About three-quarters of staff at the Amazon fulfillment centre in Garner, near state capital Raleigh, voted against joining a new organisation called the Carolina Amazonians United for Solidarity and Empowerment (CAUSE), the National Labor Relations Board said.
Some 2,447 workers cast ballots against representation, with 829 voting in favour of joining the independent body, out of a total of 4,300 the NLRB said were eligible to vote.
Rev. Ryan Brown, a former Amazon worker who founded the union, said the group had “already braced ourselves for a loss”.
“We knew that historically the tide was against us to have a win for several reasons. One, we’re in the South. Two, the average worker that’s in North Carolina knows nothing about a union and the benefits of a union and what a union could do for them,” Brown said.

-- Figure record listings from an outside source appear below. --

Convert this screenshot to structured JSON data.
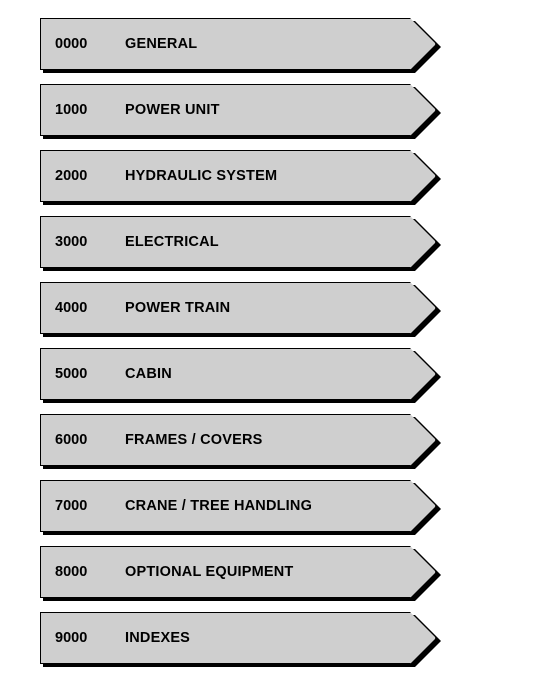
{
  "toc": {
    "item_height": 52,
    "gap": 14,
    "tab_color": "#cfcfcf",
    "shadow_color": "#000000",
    "text_color": "#000000",
    "font_size": 14.5,
    "font_weight": "bold",
    "items": [
      {
        "code": "0000",
        "label": "GENERAL"
      },
      {
        "code": "1000",
        "label": "POWER UNIT"
      },
      {
        "code": "2000",
        "label": "HYDRAULIC SYSTEM"
      },
      {
        "code": "3000",
        "label": "ELECTRICAL"
      },
      {
        "code": "4000",
        "label": "POWER TRAIN"
      },
      {
        "code": "5000",
        "label": "CABIN"
      },
      {
        "code": "6000",
        "label": "FRAMES / COVERS"
      },
      {
        "code": "7000",
        "label": "CRANE / TREE HANDLING"
      },
      {
        "code": "8000",
        "label": "OPTIONAL EQUIPMENT"
      },
      {
        "code": "9000",
        "label": "INDEXES"
      }
    ]
  }
}
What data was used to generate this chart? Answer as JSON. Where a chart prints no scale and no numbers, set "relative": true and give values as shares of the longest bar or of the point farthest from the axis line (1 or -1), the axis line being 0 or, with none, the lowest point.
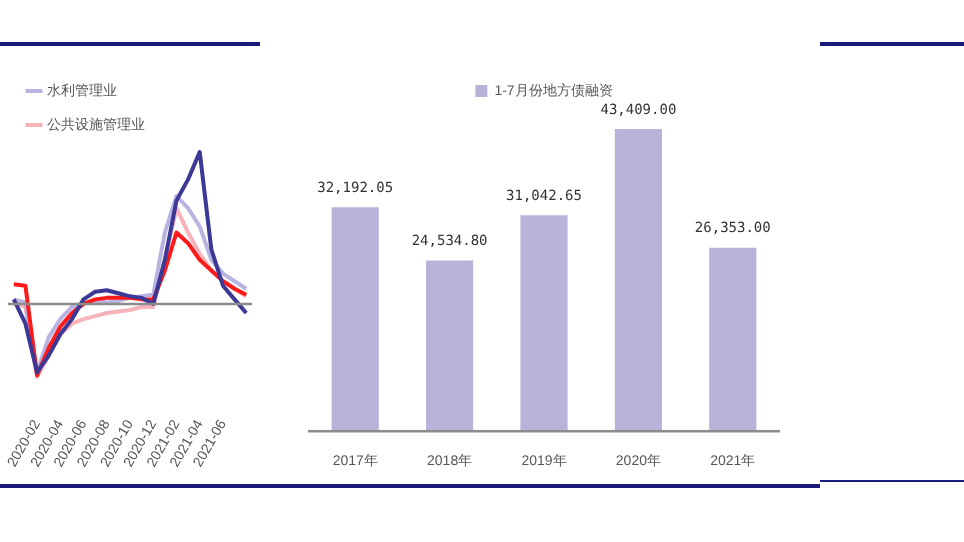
{
  "chart_data": [
    {
      "type": "line",
      "relative": true,
      "legend": "top left",
      "marker": "none",
      "categories": [
        null,
        null,
        "2020-02",
        null,
        "2020-04",
        null,
        "2020-06",
        null,
        "2020-08",
        null,
        "2020-10",
        null,
        "2020-12",
        null,
        "2021-02",
        null,
        "2021-04",
        null,
        "2021-06",
        null,
        null
      ],
      "series": [
        {
          "color": "#3c3896",
          "values": [
            0.03,
            -0.13,
            -0.45,
            -0.34,
            -0.2,
            -0.1,
            0.03,
            0.08,
            0.09,
            0.07,
            0.05,
            0.04,
            0,
            0.29,
            0.68,
            0.82,
            1,
            0.36,
            0.12,
            0.03,
            -0.06
          ]
        },
        {
          "color": "#ff1a1a",
          "values": [
            0.13,
            0.12,
            -0.47,
            -0.29,
            -0.15,
            -0.06,
            0,
            0.03,
            0.04,
            0.04,
            0.04,
            0.03,
            0.03,
            0.22,
            0.47,
            0.4,
            0.29,
            0.22,
            0.15,
            0.1,
            0.06
          ]
        },
        {
          "name": "水利管理业",
          "color": "#b8b4e2",
          "values": [
            0.03,
            0.01,
            -0.45,
            -0.22,
            -0.1,
            -0.02,
            0,
            0.02,
            0.01,
            0.02,
            0.04,
            0.05,
            0.06,
            0.47,
            0.71,
            0.63,
            0.51,
            0.29,
            0.2,
            0.15,
            0.1
          ]
        },
        {
          "name": "公共设施管理业",
          "color": "#f7b3ba",
          "values": [
            0.01,
            -0.02,
            -0.48,
            -0.34,
            -0.2,
            -0.13,
            -0.1,
            -0.08,
            -0.06,
            -0.05,
            -0.04,
            -0.02,
            -0.02,
            0.29,
            0.63,
            0.47,
            0.33,
            0.22,
            0.15,
            0.1,
            0.05
          ]
        }
      ]
    },
    {
      "type": "bar",
      "legend": "top",
      "tick_labels": "x",
      "categories": [
        "2017年",
        "2018年",
        "2019年",
        "2020年",
        "2021年"
      ],
      "series": [
        {
          "name": "1-7月份地方债融资",
          "color": "#b8b3d8",
          "values": [
            32192.05,
            24534.8,
            31042.65,
            43409,
            26353
          ],
          "value_labels": [
            "32,192.05",
            "24,534.80",
            "31,042.65",
            "43,409.00",
            "26,353.00"
          ]
        }
      ]
    }
  ]
}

North Carolina had union membership of only 2.4 percent last year, the lowest of any US state, according to the Bureau of Labor Statistics.
The vote followed two weeks after a Whole Foods Market location in Philadelphia voted to join a union, a first for the Amazon-owned grocery chain.
In 2022 workers at an Amazon warehouse in the New York City borough of Staten Island joined the Amazon Labor Union, which joined with the Teamsters last year.
But has yet to recognise the union or join in negotiations with it, and has challenged the vote’s legitimacy.
The company has defeated union organisers in votes at a second Staten Island warehouse and in facilities near Albany, New York and Bessemer, Alabama.
In November an NLRB administrative law judge ordered a third unionisation vote for workers at the Bessemer warehouse after ruling Amazon committed six violations leading up to a second vote in March 2022.
The Retail, Wholesale and Department Store Union had challenged the initial Bessemer vote, which resulted in a loss.
Last year workers in a Quebec facility voted to join a union, but Amazon this month began firing nearly 1,700 workers in the province in what union officials say is retaliation for the vote. Amazon said employing contractors rather than employees would save money.
CAUSE co-founder Brown said he began organising in 2022 because he felt Amazon was not providing workers with adequate Covid-19 protections.
Amazon argues that it already offers what many unions are requesting, such as safe and inclusive workplaces and competitive pay, and that a direct relationship with the company is better than interacting through a union.
The firm said it was glad workers “chose to keep a direct relationship” with Amazon.